Rives interrupted.

"We ask you to take the supreme power and decide these questions."

Lee replied with a touch of anger.

"But I may be wrong in my policies. Mr. Davis is a man of the highest character, devoted soul and body to the principles to which he has pledged his life. He is a statesman of the foremost rank. He is a trained soldier, a West Point graduate. He is a man of noble spirit—courageous, frank, positive. A great soul throbs within his breast. He has done as well in his high office as any other man could have done—"

He looked straight at Rives.

"We left the Union, sir, because our rights had been invaded. Our revolution is justified by this fact alone. You ask me to do the thing that caused us to revolt. To brush aside the laws which our people have ordained and set up a Dictatorship with the power of life and death over every man, woman and child. For three years we have poured out our blood in a sacred cause. We are fighting for our liberties under law, or we are traitors, not revolutionists.

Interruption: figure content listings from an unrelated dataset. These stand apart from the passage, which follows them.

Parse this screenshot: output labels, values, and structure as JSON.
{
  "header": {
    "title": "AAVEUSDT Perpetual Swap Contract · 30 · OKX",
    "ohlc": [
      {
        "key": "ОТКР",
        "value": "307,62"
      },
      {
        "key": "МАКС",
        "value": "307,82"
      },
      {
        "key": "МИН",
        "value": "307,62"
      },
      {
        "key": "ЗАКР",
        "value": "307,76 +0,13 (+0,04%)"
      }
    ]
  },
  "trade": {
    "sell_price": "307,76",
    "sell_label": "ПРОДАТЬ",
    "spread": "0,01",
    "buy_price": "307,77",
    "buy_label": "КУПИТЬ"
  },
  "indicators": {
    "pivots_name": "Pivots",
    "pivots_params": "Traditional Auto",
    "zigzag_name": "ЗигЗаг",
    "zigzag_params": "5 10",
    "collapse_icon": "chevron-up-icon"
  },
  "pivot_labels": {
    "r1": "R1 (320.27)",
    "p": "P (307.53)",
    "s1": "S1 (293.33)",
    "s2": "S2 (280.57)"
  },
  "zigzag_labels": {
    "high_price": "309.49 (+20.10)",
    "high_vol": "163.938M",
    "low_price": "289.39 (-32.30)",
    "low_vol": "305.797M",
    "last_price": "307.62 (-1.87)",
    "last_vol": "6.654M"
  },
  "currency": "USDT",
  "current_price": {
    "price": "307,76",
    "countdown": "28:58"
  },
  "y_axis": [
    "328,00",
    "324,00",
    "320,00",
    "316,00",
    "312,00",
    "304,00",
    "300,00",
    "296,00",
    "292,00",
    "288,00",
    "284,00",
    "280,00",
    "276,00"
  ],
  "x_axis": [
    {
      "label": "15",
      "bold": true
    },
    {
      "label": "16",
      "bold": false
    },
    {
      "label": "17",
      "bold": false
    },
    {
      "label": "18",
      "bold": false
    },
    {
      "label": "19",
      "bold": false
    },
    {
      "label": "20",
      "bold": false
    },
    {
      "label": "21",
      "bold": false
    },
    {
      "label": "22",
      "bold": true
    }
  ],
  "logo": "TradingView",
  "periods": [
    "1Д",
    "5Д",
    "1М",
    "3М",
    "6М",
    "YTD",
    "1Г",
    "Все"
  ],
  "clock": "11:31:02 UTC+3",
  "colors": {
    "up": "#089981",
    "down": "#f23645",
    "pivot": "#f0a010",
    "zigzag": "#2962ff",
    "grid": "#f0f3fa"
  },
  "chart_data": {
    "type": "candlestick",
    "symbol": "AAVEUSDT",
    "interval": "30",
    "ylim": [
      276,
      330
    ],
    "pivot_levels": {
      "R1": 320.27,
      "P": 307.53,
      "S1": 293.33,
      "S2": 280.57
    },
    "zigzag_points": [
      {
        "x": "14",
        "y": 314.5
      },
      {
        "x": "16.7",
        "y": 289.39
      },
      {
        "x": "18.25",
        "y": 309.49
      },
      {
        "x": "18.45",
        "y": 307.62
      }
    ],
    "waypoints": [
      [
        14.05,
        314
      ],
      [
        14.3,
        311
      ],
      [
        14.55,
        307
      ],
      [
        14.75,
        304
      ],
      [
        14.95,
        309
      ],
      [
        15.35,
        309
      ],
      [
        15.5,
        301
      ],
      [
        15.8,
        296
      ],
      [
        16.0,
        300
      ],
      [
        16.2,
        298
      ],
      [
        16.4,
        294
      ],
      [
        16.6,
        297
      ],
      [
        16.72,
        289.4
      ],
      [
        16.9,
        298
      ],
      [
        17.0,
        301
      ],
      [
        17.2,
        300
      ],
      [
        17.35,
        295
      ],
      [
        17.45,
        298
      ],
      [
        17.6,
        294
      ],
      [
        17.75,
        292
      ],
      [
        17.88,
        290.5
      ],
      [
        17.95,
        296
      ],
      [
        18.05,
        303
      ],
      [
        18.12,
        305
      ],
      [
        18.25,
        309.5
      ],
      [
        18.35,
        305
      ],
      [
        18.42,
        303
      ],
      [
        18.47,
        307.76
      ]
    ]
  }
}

We are fighting for order, justice, principles, or we are fighting for nothing—"

A courier dashed to the door of the tent and handed Lee a message which he read with a frown.

"This discussion is closed, gentlemen. General Grant is moving on Spottsylvania Court House. My business is to get there first. My work is not to jockey for place or power. It is to fight. Move your forces at once!"

CHAPTER XLIII

Lee hurried to Spottsylvania Court House and was entrenched before Grant arrived. The two armies again flew at each other's throat. True to Lee's prediction the Union Commander hurled Sheridan's full force of ten thousand cavalry in a desperate effort to turn the right and strike Richmond while the Confederate infantry were held in a grip of death.